Council raises possibility of stage four water restrictions
WATER security continues to be the topic on everyone’s minds across the region and depending on rain, residents can potentially expect tougher water restrictions in the future.
The region has been on level three water restrictions since the end of 2017 and dams across the South Burnett are beginning to hit concerning levels.
At yesterdays South Burnett Regional Council meeting, Cr Roz Frohloff who holds the portfolio for water, waste water and waste management said Gordonbrook Dam was nearing 50 per cent.
“As of 23 July, BP Dam was at 16.3 per cent, Boondooma was at 34.1 per cent, Boobir was at 21 per cent and Gordonbrook has dropped to 55 per cent,” Cr Frohloff said.
“Council will continue seeking alternate water supplies with drought conditions continuing and council will continue to monitor water restrictions with all towns remaining on level three restrictions.”
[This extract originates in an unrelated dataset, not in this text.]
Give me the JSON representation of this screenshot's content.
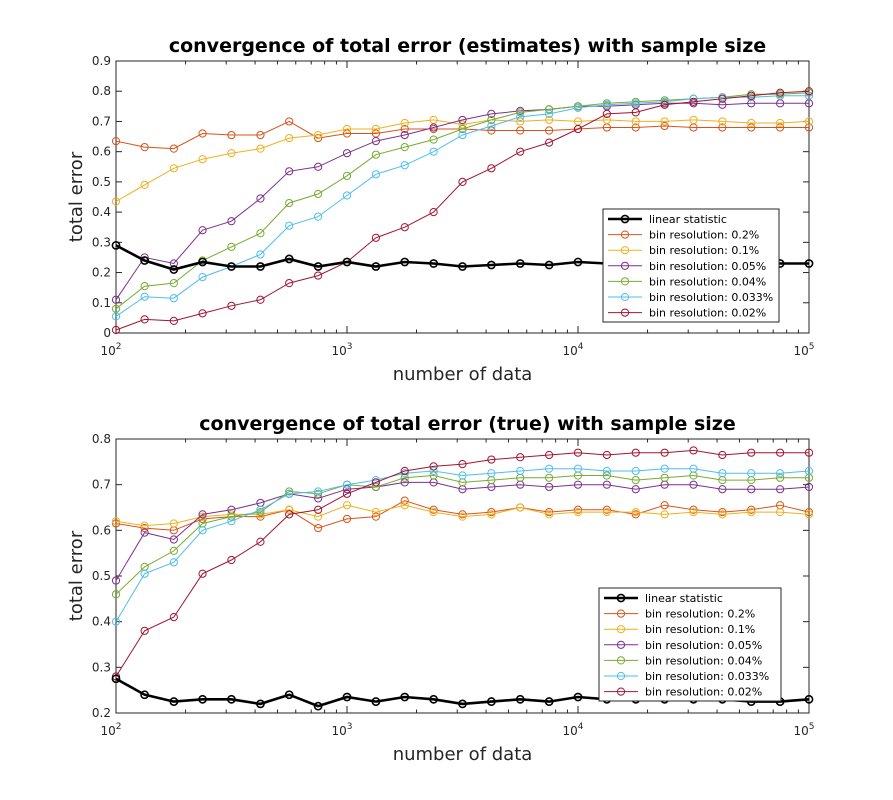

Mayor Brett Otto said water security continues to be a major issue for the region.
“I have raised this issue before, it’s very concerning for the region as we approach that nervous area of 50 per cent at Gordonbrook,” Cr Otto said.
“We will continue to work with the state government on the issue in the coming weeks and months.”
With no major rainfall since the start of the year, Cr Kirstie Schumacher asked the question – with dam levels dropping, do we need to start looking at increasing restrictions knowing we may not get any rain this year?
South Burnett Regional Council general manager Aaron Meehan said council have every intention of workshopping possible changes.
“It’s our intention to workshop any possible changes with Council on water restrictions,” Mr Meehan said.
“We currently have a draught policy that was due for consolation, however was placed on hold until post Kingaroy transformation project.
“Between now and December we are in a position where we do have time to work through that and I think it’s an opportunity to recommence the plan and get those strategies happening.”